Filipino Bistro comes to Hillcrest

Former Bivouac Ciderworks chef DJ Tangalin is announcing his debut solo restaurant, a modern Filipino bistro called Maya Eatery that he hopes to open by the end of May; it will be the first of several concepts created with business partner Archie Soria, who owns Filipino eateries in North County. 

San Diego has one of the country’s largest Filipino-American populations, but the modern Filipino food movement, led by some of the most exciting restaurants across the nation — from Lasa and Ma’am Sir in Los Angeles to Washington, D.C. hotspot Bad Saint and Maharlika in New York City — has yet to truly take hold here. Last spring, Tangalin was part of a sold-out Filipino food event in San Diego, which showcased the sheer number of talented chefs of Filipino heritage currently cooking in our city. 

Chef DJ Tangalin

Born in the Philippines, Tangalin moved to Hawaii in his teens and then to New Jersey for culinary school, subsequently staging in acclaimed kitchens, from Le Bernardin and Volt on the East Coast to Coi and Cyrus in the Bay Area, before landing in San Diego where he cooked at Whisknladle and JRDN Restaurant. In 2016, Tangalin took on the executive chef position at Tidal at Paradise Point, where he began to infuse Filipino flavors and ingredients into his dishes and amassed a following within the local Filipino community. He continued to develop that style of cuisine at Bivouac Ciderworks, which was Editor’s Choice for Bar and Food Combo of the Year in the 2018 Eater Awards and was a Readers’ Choice winner for Chef of the Year and Restaurant of the Year. 

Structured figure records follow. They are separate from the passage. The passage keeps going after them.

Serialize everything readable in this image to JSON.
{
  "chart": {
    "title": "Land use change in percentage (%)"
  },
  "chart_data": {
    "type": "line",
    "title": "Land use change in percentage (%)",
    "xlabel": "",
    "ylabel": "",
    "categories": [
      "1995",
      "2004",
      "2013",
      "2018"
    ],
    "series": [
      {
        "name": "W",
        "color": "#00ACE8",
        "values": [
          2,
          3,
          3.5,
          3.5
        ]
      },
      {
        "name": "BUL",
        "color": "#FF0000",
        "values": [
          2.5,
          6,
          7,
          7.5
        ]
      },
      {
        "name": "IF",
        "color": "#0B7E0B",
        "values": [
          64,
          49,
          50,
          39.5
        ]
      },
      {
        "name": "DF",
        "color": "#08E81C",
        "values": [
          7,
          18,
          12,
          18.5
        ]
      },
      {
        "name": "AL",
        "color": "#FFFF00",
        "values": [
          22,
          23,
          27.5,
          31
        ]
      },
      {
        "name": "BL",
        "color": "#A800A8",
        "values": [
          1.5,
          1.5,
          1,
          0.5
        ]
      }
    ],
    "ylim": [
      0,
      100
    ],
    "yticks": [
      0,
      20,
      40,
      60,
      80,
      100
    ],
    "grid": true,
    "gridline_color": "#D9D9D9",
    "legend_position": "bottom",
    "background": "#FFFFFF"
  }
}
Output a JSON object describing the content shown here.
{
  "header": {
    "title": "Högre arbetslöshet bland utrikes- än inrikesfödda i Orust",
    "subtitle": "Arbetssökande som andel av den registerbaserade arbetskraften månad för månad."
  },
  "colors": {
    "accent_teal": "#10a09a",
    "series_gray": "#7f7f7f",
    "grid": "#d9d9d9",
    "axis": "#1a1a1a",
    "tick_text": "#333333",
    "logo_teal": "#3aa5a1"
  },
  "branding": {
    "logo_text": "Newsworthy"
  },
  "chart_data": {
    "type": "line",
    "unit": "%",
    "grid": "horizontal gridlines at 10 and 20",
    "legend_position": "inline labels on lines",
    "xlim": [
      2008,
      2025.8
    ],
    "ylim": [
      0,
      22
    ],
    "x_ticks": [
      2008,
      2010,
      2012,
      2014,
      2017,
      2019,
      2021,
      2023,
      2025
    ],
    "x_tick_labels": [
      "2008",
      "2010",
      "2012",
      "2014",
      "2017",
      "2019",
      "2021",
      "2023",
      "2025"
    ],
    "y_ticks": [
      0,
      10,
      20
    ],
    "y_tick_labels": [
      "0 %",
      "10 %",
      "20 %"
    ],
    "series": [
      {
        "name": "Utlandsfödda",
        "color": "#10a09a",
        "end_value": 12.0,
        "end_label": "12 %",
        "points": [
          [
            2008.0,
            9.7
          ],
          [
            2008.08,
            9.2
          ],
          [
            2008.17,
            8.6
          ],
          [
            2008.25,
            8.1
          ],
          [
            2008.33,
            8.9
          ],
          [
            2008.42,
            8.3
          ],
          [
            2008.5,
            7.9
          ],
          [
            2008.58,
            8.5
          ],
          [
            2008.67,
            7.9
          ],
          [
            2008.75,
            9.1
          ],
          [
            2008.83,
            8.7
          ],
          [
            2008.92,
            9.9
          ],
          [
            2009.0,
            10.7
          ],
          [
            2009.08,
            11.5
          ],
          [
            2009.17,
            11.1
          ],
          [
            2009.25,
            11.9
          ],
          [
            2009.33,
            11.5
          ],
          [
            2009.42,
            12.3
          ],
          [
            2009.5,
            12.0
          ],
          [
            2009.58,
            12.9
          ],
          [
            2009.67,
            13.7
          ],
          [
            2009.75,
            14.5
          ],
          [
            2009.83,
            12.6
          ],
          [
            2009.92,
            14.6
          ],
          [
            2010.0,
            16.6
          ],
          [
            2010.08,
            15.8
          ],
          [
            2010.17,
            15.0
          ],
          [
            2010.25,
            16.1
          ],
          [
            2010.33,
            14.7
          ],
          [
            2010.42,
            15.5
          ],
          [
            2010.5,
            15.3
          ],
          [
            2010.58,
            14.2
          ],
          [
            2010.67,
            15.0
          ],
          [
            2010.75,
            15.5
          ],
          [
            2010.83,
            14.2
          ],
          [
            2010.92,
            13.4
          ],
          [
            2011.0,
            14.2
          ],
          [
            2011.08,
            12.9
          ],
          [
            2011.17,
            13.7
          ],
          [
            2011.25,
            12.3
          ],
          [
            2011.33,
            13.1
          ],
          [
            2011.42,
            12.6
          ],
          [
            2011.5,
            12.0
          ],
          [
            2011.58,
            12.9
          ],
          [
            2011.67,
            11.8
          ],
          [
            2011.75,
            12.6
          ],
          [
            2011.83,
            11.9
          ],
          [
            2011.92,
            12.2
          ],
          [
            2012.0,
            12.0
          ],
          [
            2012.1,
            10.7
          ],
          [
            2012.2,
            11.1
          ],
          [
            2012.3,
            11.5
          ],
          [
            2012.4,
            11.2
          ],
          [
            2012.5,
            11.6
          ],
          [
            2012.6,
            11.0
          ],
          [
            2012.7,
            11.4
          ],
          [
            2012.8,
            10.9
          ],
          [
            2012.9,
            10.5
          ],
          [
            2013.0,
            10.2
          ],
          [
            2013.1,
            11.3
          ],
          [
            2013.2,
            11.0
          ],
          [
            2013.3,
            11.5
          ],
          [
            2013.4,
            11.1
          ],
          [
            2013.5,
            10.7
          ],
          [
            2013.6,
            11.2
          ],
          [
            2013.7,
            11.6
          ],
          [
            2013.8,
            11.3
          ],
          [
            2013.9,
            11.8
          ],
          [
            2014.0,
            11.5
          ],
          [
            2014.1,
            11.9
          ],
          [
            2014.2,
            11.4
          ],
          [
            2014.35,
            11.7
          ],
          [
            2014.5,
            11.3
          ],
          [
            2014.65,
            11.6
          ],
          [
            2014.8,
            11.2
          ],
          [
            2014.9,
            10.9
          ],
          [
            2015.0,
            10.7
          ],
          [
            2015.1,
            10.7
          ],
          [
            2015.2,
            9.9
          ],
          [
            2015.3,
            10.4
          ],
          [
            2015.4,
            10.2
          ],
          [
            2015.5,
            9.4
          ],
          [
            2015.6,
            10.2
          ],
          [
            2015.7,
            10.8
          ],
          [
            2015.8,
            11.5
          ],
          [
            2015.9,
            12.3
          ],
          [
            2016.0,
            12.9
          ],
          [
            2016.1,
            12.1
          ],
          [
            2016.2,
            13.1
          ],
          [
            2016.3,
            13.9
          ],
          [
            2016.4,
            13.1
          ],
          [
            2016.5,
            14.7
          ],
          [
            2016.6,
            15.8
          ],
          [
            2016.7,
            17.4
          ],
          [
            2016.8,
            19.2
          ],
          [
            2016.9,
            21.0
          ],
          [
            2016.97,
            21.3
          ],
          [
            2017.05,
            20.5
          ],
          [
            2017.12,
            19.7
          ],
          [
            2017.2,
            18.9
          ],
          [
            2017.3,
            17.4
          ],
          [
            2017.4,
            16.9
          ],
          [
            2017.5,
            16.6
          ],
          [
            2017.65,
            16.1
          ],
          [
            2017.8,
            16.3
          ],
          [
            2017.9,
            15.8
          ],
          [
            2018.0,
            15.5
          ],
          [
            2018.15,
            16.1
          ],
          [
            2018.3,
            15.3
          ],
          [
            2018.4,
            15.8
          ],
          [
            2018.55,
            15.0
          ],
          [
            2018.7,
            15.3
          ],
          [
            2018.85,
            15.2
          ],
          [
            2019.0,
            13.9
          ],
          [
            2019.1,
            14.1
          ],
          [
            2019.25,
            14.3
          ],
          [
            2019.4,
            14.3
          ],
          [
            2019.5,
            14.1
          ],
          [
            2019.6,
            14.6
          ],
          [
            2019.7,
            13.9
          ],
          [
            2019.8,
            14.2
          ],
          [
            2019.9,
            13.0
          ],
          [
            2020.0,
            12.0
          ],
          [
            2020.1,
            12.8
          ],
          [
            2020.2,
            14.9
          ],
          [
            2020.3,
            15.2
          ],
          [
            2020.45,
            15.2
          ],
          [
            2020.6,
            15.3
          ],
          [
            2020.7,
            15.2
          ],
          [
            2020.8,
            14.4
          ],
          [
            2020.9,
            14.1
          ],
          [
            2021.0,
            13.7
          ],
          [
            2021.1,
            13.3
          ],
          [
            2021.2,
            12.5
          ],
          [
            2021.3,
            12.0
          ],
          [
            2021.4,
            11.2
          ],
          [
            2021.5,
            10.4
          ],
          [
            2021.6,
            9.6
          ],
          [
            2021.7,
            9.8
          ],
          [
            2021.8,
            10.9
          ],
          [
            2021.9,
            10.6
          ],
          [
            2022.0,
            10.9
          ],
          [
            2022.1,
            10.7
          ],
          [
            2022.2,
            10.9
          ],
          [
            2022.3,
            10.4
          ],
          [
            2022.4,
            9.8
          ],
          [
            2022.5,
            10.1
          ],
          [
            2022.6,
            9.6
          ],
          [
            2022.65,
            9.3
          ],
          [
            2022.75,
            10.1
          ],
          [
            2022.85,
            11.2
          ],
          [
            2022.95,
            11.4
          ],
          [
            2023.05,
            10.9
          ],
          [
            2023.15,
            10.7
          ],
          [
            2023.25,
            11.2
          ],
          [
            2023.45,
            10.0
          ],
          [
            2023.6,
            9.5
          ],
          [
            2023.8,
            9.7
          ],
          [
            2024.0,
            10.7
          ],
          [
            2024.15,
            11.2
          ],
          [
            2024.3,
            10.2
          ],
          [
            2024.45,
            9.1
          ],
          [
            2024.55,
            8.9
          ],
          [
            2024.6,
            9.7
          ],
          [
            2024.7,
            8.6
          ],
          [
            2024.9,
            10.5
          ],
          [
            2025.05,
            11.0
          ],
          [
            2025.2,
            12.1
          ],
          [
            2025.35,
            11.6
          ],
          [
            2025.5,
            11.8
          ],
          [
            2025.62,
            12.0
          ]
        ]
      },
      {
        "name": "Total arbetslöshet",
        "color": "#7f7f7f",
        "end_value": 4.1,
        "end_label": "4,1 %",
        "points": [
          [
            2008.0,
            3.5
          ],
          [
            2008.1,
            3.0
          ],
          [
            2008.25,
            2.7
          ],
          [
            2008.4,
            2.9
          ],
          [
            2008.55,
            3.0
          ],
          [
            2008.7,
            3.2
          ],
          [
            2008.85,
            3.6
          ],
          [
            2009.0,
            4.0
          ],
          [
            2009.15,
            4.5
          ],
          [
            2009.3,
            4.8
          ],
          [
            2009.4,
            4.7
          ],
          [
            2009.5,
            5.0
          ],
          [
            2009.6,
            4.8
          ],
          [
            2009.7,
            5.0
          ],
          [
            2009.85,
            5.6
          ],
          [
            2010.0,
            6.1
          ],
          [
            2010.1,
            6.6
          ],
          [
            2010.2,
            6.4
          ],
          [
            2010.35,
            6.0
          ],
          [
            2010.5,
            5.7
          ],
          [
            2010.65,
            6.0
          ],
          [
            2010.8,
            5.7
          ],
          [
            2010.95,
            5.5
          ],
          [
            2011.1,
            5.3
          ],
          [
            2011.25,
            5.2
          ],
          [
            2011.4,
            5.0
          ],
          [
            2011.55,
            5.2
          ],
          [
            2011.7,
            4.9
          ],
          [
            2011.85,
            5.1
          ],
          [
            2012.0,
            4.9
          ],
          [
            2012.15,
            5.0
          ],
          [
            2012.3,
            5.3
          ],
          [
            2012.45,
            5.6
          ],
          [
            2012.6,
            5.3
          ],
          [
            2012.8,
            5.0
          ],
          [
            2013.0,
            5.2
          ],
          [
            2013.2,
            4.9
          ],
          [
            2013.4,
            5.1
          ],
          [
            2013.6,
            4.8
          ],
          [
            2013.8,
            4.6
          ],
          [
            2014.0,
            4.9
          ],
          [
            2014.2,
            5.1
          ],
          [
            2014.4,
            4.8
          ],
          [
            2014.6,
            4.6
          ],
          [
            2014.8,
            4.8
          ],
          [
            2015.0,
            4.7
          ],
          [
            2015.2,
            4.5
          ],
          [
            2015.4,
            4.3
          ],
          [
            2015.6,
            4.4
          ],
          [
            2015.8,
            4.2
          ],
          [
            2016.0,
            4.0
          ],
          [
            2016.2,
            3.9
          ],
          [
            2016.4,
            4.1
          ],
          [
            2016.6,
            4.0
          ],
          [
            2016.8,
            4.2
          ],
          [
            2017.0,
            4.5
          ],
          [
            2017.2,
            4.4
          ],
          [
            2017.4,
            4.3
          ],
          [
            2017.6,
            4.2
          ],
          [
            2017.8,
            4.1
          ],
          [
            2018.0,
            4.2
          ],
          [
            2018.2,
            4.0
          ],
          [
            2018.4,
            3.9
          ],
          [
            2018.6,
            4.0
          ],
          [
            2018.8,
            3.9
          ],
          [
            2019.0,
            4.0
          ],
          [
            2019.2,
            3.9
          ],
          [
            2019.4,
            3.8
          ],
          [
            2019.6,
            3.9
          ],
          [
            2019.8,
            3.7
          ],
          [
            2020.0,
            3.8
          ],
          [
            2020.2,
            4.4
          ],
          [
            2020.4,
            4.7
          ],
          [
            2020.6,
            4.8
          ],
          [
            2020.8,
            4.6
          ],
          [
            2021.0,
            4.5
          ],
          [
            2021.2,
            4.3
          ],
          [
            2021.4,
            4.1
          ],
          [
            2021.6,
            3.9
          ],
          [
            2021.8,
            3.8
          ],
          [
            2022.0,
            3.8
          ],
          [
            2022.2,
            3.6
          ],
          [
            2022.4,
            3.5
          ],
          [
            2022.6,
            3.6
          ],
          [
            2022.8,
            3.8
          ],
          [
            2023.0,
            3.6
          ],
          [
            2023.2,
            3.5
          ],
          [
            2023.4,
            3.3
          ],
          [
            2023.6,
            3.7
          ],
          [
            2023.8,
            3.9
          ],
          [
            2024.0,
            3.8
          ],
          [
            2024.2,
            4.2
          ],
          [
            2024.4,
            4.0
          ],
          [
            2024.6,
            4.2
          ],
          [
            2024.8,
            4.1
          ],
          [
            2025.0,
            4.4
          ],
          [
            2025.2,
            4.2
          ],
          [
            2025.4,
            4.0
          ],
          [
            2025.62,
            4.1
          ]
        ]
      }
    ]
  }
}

This Saturday, April 6, he’s cooking the first of several pop-ups designed to give a preview of his plans for Maya Eatery; the night’s dishes include raw fish with kalamansi and fish sauce, ensalada with rambutan vinaigrette, and chicken inasal with sweet and sour bread sauce. Tangalin is in the process of securing a permanent restaurant location in the Hillcrest area. 

Translating to “little birds”, Maya evokes both freedom and nostalgia for the chef, who says his menu will feature new versions of Filipino classics as well as creations that combine time-honored flavors, including housemade fish sauce and fermented shrimp paste, with his culinary background and training in French technique.